Lower IOPS inherent with S2A, not necessarily a problem
The S2A approach trades IOPS for strong guarantees on achievable streaming bandwidth and data integrity. All the disks are organised as 10 disk ECC striped virtual disks (think 8+2 RAID 6, but with ECC instead of simple parity, and with 512 *byte* stripe segments); every access is a full stripe write or read, with the ECC always written and read. It is obvious that the achievable small random read IOPS with that approach is 1/8 of that achievable with 8+2 RAID 6, and the small random write IOPS will be 3/8 of 8+2 RAID 6.
Why would they set it up this way? Well if you were after streaming bandwidth rather than IOPS, you were going to be issuing full stripe reads and writes in any case, and this way you pay no penalty when up to two disks in any virtual disk pack in or hold a go slow. You wouldn't put a transaction processing database on it unless you were desperate or stupid because that's not what it was designed to do.

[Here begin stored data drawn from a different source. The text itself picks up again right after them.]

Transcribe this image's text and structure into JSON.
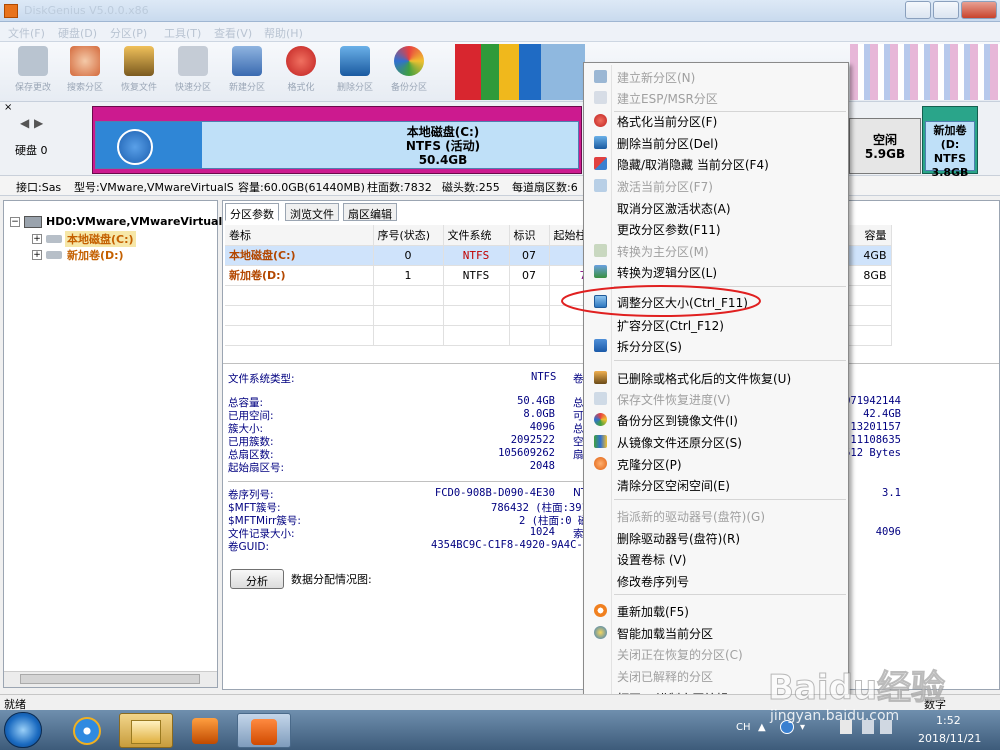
{
  "window": {
    "title": "DiskGenius V5.0.0.x86"
  },
  "menubar": {
    "items": [
      "文件(F)",
      "硬盘(D)",
      "分区(P)",
      "工具(T)",
      "查看(V)",
      "帮助(H)"
    ]
  },
  "toolbar": {
    "buttons": [
      "保存更改",
      "搜索分区",
      "恢复文件",
      "快速分区",
      "新建分区",
      "格式化",
      "删除分区",
      "备份分区"
    ]
  },
  "disk_strip": {
    "nav_left": "◀",
    "nav_right": "▶",
    "disk_label": "硬盘 0",
    "partition_c": {
      "name": "本地磁盘(C:)",
      "fs": "NTFS (活动)",
      "size": "50.4GB"
    },
    "free": {
      "name": "空闲",
      "size": "5.9GB"
    },
    "partition_d": {
      "name": "新加卷(D:",
      "fs": "NTFS",
      "size": "3.8GB"
    }
  },
  "disk_info": {
    "interface": "接口:Sas",
    "model": "型号:VMware,VMwareVirtualS",
    "capacity": "容量:60.0GB(61440MB)",
    "cylinders": "柱面数:7832",
    "heads": "磁头数:255",
    "sectors": "每道扇区数:6"
  },
  "tree": {
    "root": "HD0:VMware,VMwareVirtualS",
    "children": [
      "本地磁盘(C:)",
      "新加卷(D:)"
    ]
  },
  "tabs": [
    "分区参数",
    "浏览文件",
    "扇区编辑"
  ],
  "partition_table": {
    "headers": [
      "卷标",
      "序号(状态)",
      "文件系统",
      "标识",
      "起始柱",
      "容量"
    ],
    "rows": [
      {
        "label": "本地磁盘(C:)",
        "index": "0",
        "fs": "NTFS",
        "id": "07",
        "start": "",
        "size": "4GB"
      },
      {
        "label": "新加卷(D:)",
        "index": "1",
        "fs": "NTFS",
        "id": "07",
        "start": "7",
        "size": "8GB"
      }
    ]
  },
  "fs_type": {
    "label": "文件系统类型:",
    "value": "NTFS",
    "right_label": "卷"
  },
  "props_left": [
    {
      "label": "总容量:",
      "value": "50.4GB",
      "mid": "总"
    },
    {
      "label": "已用空间:",
      "value": "8.0GB",
      "mid": "可"
    },
    {
      "label": "簇大小:",
      "value": "4096",
      "mid": "总"
    },
    {
      "label": "已用簇数:",
      "value": "2092522",
      "mid": "空"
    },
    {
      "label": "总扇区数:",
      "value": "105609262",
      "mid": "扇"
    },
    {
      "label": "起始扇区号:",
      "value": "2048",
      "mid": ""
    }
  ],
  "props_right": [
    "071942144",
    "42.4GB",
    "13201157",
    "11108635",
    "512 Bytes"
  ],
  "props_ntfs": [
    {
      "label": "卷序列号:",
      "value": "FCD0-908B-D090-4E30",
      "mid": "NT"
    },
    {
      "label": "$MFT簇号:",
      "value": "786432 (柱面:391",
      "mid": ""
    },
    {
      "label": "$MFTMirr簇号:",
      "value": "2 (柱面:0 磁",
      "mid": ""
    },
    {
      "label": "文件记录大小:",
      "value": "1024",
      "mid": "索"
    },
    {
      "label": "卷GUID:",
      "value": "4354BC9C-C1F8-4920-9A4C-B1",
      "mid": ""
    }
  ],
  "props_ntfs_right": [
    "3.1",
    "4096"
  ],
  "analyze": {
    "button": "分析",
    "label": "数据分配情况图:"
  },
  "context_menu": {
    "items": [
      {
        "text": "建立新分区(N)",
        "disabled": true,
        "icon": "new-partition-icon"
      },
      {
        "text": "建立ESP/MSR分区",
        "disabled": true,
        "icon": "esp-icon"
      },
      {
        "text": "格式化当前分区(F)",
        "disabled": false,
        "icon": "format-icon"
      },
      {
        "text": "删除当前分区(Del)",
        "disabled": false,
        "icon": "delete-icon"
      },
      {
        "text": "隐藏/取消隐藏 当前分区(F4)",
        "disabled": false,
        "icon": "hide-icon"
      },
      {
        "text": "激活当前分区(F7)",
        "disabled": true,
        "icon": "activate-icon"
      },
      {
        "text": "取消分区激活状态(A)",
        "disabled": false,
        "icon": ""
      },
      {
        "text": "更改分区参数(F11)",
        "disabled": false,
        "icon": ""
      },
      {
        "text": "转换为主分区(M)",
        "disabled": true,
        "icon": "convert-primary-icon"
      },
      {
        "text": "转换为逻辑分区(L)",
        "disabled": false,
        "icon": "convert-logical-icon"
      },
      {
        "text": "调整分区大小(Ctrl_F11)",
        "disabled": false,
        "icon": "resize-icon"
      },
      {
        "text": "扩容分区(Ctrl_F12)",
        "disabled": false,
        "icon": ""
      },
      {
        "text": "拆分分区(S)",
        "disabled": false,
        "icon": "split-icon"
      },
      {
        "text": "已删除或格式化后的文件恢复(U)",
        "disabled": false,
        "icon": "recover-icon"
      },
      {
        "text": "保存文件恢复进度(V)",
        "disabled": true,
        "icon": "save-progress-icon"
      },
      {
        "text": "备份分区到镜像文件(I)",
        "disabled": false,
        "icon": "backup-icon"
      },
      {
        "text": "从镜像文件还原分区(S)",
        "disabled": false,
        "icon": "restore-icon"
      },
      {
        "text": "克隆分区(P)",
        "disabled": false,
        "icon": "clone-icon"
      },
      {
        "text": "清除分区空闲空间(E)",
        "disabled": false,
        "icon": ""
      },
      {
        "text": "指派新的驱动器号(盘符)(G)",
        "disabled": true,
        "icon": ""
      },
      {
        "text": "删除驱动器号(盘符)(R)",
        "disabled": false,
        "icon": ""
      },
      {
        "text": "设置卷标 (V)",
        "disabled": false,
        "icon": ""
      },
      {
        "text": "修改卷序列号",
        "disabled": false,
        "icon": ""
      },
      {
        "text": "重新加载(F5)",
        "disabled": false,
        "icon": "reload-icon"
      },
      {
        "text": "智能加载当前分区",
        "disabled": false,
        "icon": "smart-load-icon"
      },
      {
        "text": "关闭正在恢复的分区(C)",
        "disabled": true,
        "icon": ""
      },
      {
        "text": "关闭已解释的分区",
        "disabled": true,
        "icon": ""
      },
      {
        "text": "打开16进制扇区编辑",
        "disabled": false,
        "icon": ""
      }
    ]
  },
  "statusbar": {
    "left": "就绪",
    "right": "数字"
  },
  "taskbar": {
    "lang": "CH",
    "time": "1:52",
    "date": "2018/11/21"
  },
  "watermark": {
    "text": "Baidu经验",
    "url": "jingyan.baidu.com"
  }
}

Read/modify/write cycles don't tend to happen with S2A because any modern filesystem is writing data in 4k or greater chunks, and a full stripe just happens to hold 8 data sectors, which is 4k of data. FPGAs are great at slicing and dicing data in fiddly ways - they are fine with doing ECC on sector chunks as opposed to the the larger chunks that work well for software RAID 5/6.

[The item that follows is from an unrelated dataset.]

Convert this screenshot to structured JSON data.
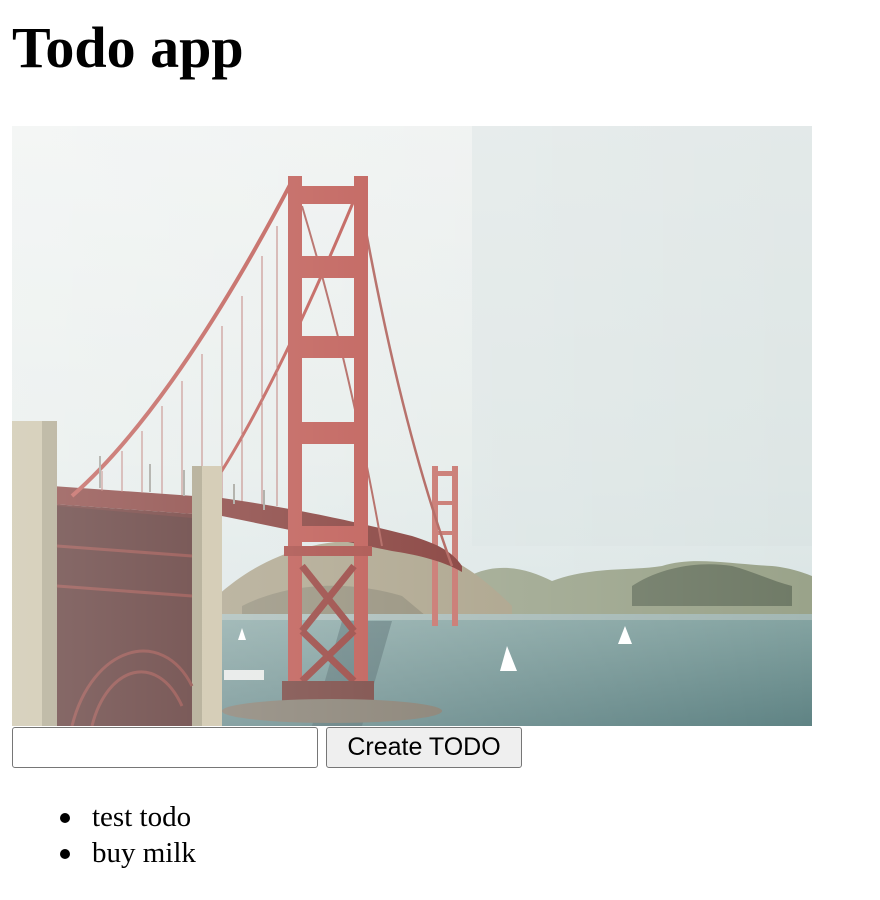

Claiming that the S2A approach is falling behind on IOPS compared to RAID 5 or RAID 6 arrays is like dissing an efficient and comfortable people mover because it can't post a blinding quarter mile. If you want high IOPS and "works until it doesn't" QOS, go with RAID 5 or 6. If you want end-to-end data integrity and streaming bandwidth, look at S2A or something based on ZFS with mirrors or RAIDZ[2].